Спорить далее было бессмысленно, и Сулла поднялся, чтобы уйти. Напоследок он спросил:
– На какой день назначена казнь Волукса?
Бокх от неожиданности хрюкнул, жидкость попала в дыхательное горло. Сулла меж тем продолжал:
– По вашим законам, предатель должен быть казнен до рождения новой луны.
Бокх немного оправился.
– Я знаю, вы, римляне, народ, преклоняющийся перед законом.
– Нет закона – нет народа. Может быть, твои люди не могут отыскать хороший пчелиный рой? Рядом с крепостью, где я сейчас расположился, имеются два.
– Благодарю тебя, твоя предусмотрительность меня восхищает. Что касается пчел, мои люди позаботятся, у них есть опыт, к тому же им за это платят.
И царь яростно припал к своему кувшину.
Сулла усмехнулся.
– Буду ждать твоего сигнала. А напоследок послушай моего медицинского совета.
– Насколько мне известно, лучшими врачами всегда были не римляне, а греки.
– Я процитирую тебе из грека. Он утверждает, что лечит не то, что мы вводим внутрь, а то, что выводится из нас.
– Очень по-научному, но не очень понятно, – неприятно осклабился Бокх.
– Сколько бы ты ни выпил целебных отваров, ты не добьешься того, что даст тебе удаление от твоего стола кипрских вин.
Стоило квестору покинуть шатер, как Бокх закричал прислужникам:
– Обедать! Кипрского вина, перепелов, мидий! И женщину мне, женщину!
Глава двенадцатая
Сулла
105 г. до Р. X.,
649 г. от основания Рима
Узнав об условиях, в которых Бокх якобы собирается пленить Югурту и передать его римлянам, Цион и Вульгат откровенно рассмеялись.
– Можно поклясться и Марсом и Беллоной, этот мавританец просто не уважает тебя. Ты отправишься на встречу всего лишь с двумя телохранителями – имеются, наверное, в виду Марк и Метробий, – а Югурта явится туда с вооруженной охраной, количество ее даже не оговорено специально! Что тут еще говорить?
Вульгат только согласно кивал в такт словам Циона.
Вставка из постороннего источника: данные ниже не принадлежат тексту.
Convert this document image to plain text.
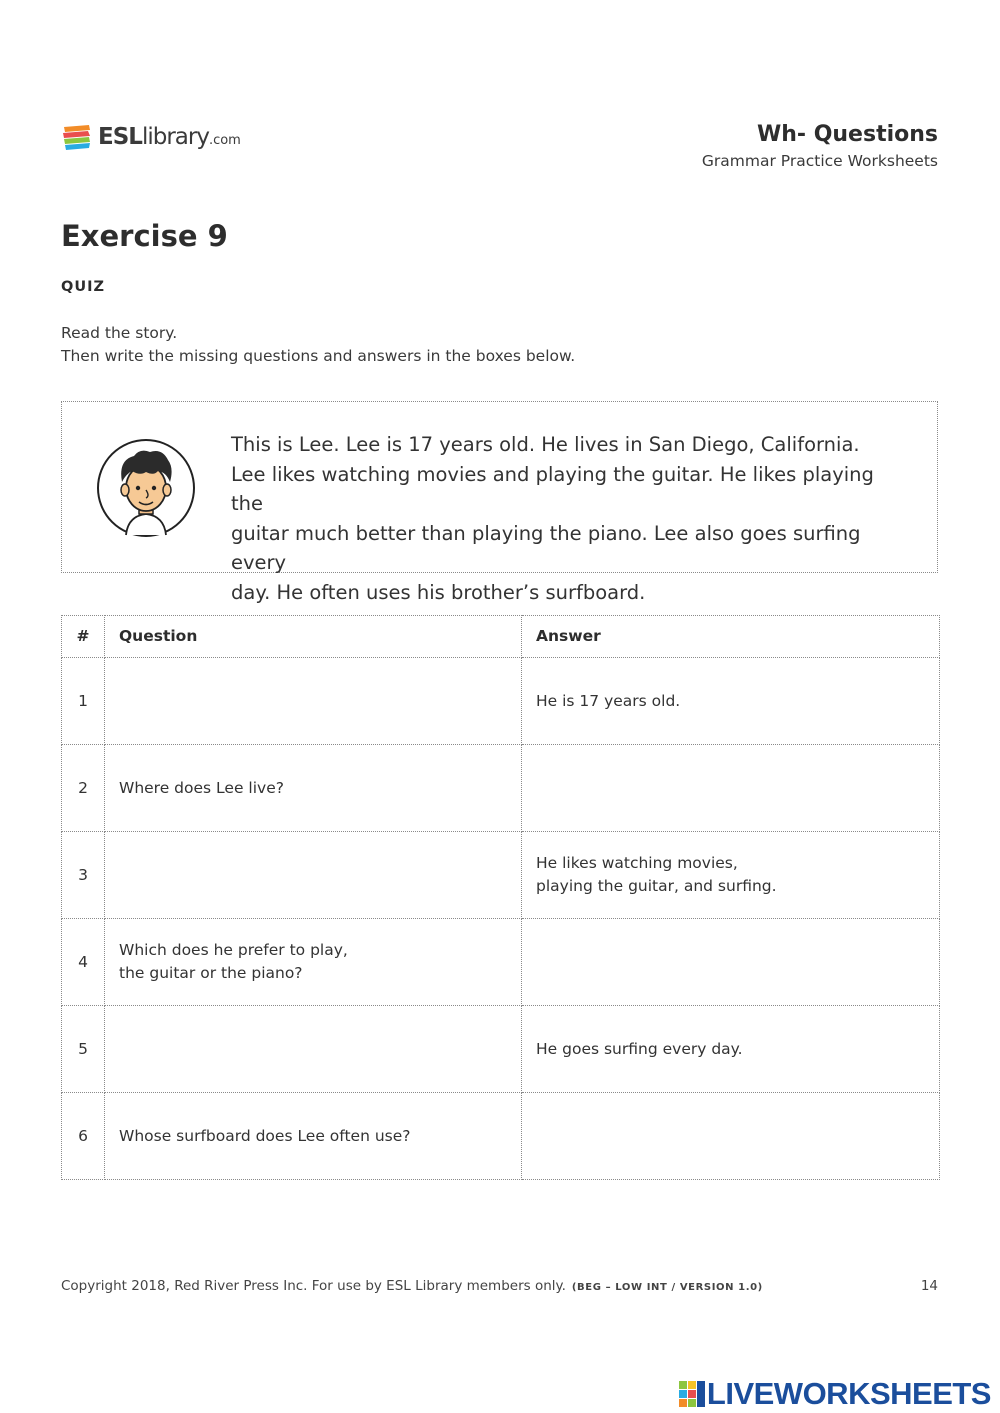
ESLlibrary.com	Wh- Questions
Grammar Practice Worksheets
Exercise 9
QUIZ
Read the story.
Then write the missing questions and answers in the boxes below.

This is Lee. Lee is 17 years old. He lives in San Diego, California.

Lee likes watching movies and playing the guitar. He likes playing the

guitar much better than playing the piano. Lee also goes surfing every

day. He often uses his brother’s surfboard.

#	Question	Answer
1		He is 17 years old.

2	Where does Lee live?	

3		He likes watching movies,
playing the guitar, and surfing.

4	Which does he prefer to play,
the guitar or the piano?	

5		He goes surfing every day.

6	Whose surfboard does Lee often use?	

Copyright 2018, Red River Press Inc. For use by ESL Library members only. (BEG – LOW INT / VERSION 1.0)	14
LIVEWORKSHEETS
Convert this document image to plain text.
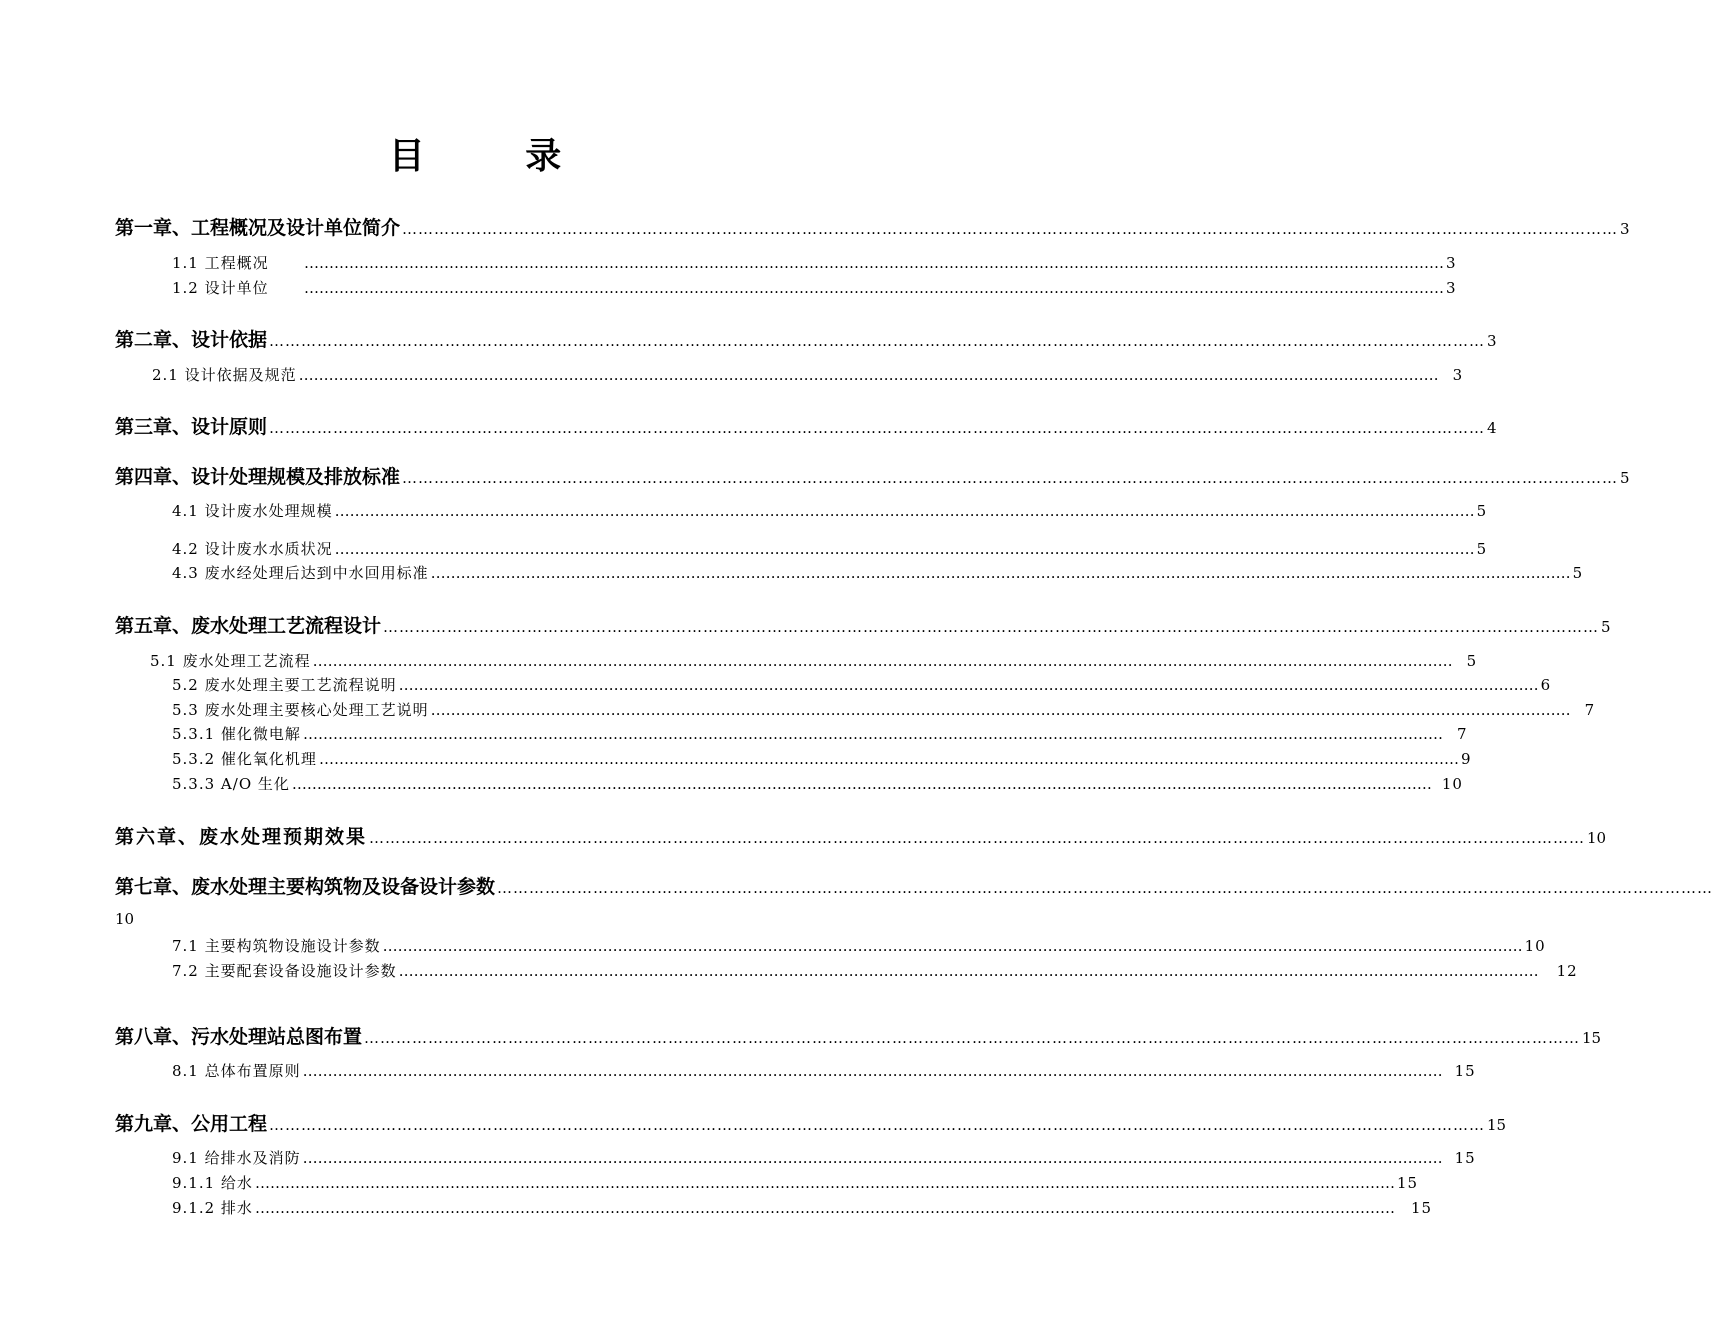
目 录
第一章、工程概况及设计单位简介 ………………………………………………………………………………………………………………………………………………………………………………………………………… 3
1.1 工程概况	………………………………………………………………………………………………………………………………………………………………………………………………………… 3
1.2 设计单位	………………………………………………………………………………………………………………………………………………………………………………………………………… 3
第二章、设计依据 ………………………………………………………………………………………………………………………………………………………………………………………………………… 3
2.1 设计依据及规范 ………………………………………………………………………………………………………………………………………………………………………………………………………… 3
第三章、设计原则 ………………………………………………………………………………………………………………………………………………………………………………………………………… 4
第四章、设计处理规模及排放标准 ………………………………………………………………………………………………………………………………………………………………………………………………………… 5
4.1 设计废水处理规模 ………………………………………………………………………………………………………………………………………………………………………………………………………… 5
4.2 设计废水水质状况 ………………………………………………………………………………………………………………………………………………………………………………………………………… 5
4.3 废水经处理后达到中水回用标准 ………………………………………………………………………………………………………………………………………………………………………………………………………… 5
第五章、废水处理工艺流程设计 ………………………………………………………………………………………………………………………………………………………………………………………………………… 5
5.1 废水处理工艺流程 ………………………………………………………………………………………………………………………………………………………………………………………………………… 5
5.2 废水处理主要工艺流程说明 ………………………………………………………………………………………………………………………………………………………………………………………………………… 6
5.3 废水处理主要核心处理工艺说明 ………………………………………………………………………………………………………………………………………………………………………………………………………… 7
5.3.1 催化微电解 ………………………………………………………………………………………………………………………………………………………………………………………………………… 7
5.3.2 催化氧化机理 ………………………………………………………………………………………………………………………………………………………………………………………………………… 9
5.3.3 A/O 生化 ………………………………………………………………………………………………………………………………………………………………………………………………………… 10
第六章、废水处理预期效果 ………………………………………………………………………………………………………………………………………………………………………………………………………… 10
第七章、废水处理主要构筑物及设备设计参数 …………………………………………………………………………………………………………………………………………………………………………………………………………
10
7.1 主要构筑物设施设计参数 ………………………………………………………………………………………………………………………………………………………………………………………………………… 10
7.2 主要配套设备设施设计参数 ………………………………………………………………………………………………………………………………………………………………………………………………………… 12
第八章、污水处理站总图布置 ………………………………………………………………………………………………………………………………………………………………………………………………………… 15
8.1 总体布置原则 ………………………………………………………………………………………………………………………………………………………………………………………………………… 15
第九章、公用工程 ………………………………………………………………………………………………………………………………………………………………………………………………………… 15
9.1 给排水及消防 ………………………………………………………………………………………………………………………………………………………………………………………………………… 15
9.1.1 给水 ………………………………………………………………………………………………………………………………………………………………………………………………………… 15
9.1.2 排水 ………………………………………………………………………………………………………………………………………………………………………………………………………… 15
– Что ты скажешь? – Сулла повернулся к Дабару, как всегда одетому во все черное от пят и до бровей.
– Мне тоже многое неясно. Чем Бокх объясняет, что при тебе должно быть всего два спутника?
– Чтобы не отпугнуть Югурту. Тому, как я понимаю, обещано, что завтрашняя встреча по дороге к побережью закончится моим пленением, а не его.
– Мудрено, господин, мудрено.
– А вы что скажете? – обратился квестор к Марку Карме и юному Метробию. Первый сделал движение, показывающее, что рабу не положено говорить в подобном собрании, как бы близко раб этот ни стоял к господину.
Метробий, как всегда, намекнул на молодость своих лет, что было отчасти правдой, отчасти хитростью. Услышав из его уст дельную мысль, никто не приписал бы ее уму юноши, а скорее всего – случайности.
Сулла заметил осторожность своего юного спутника и усмехнулся про себя.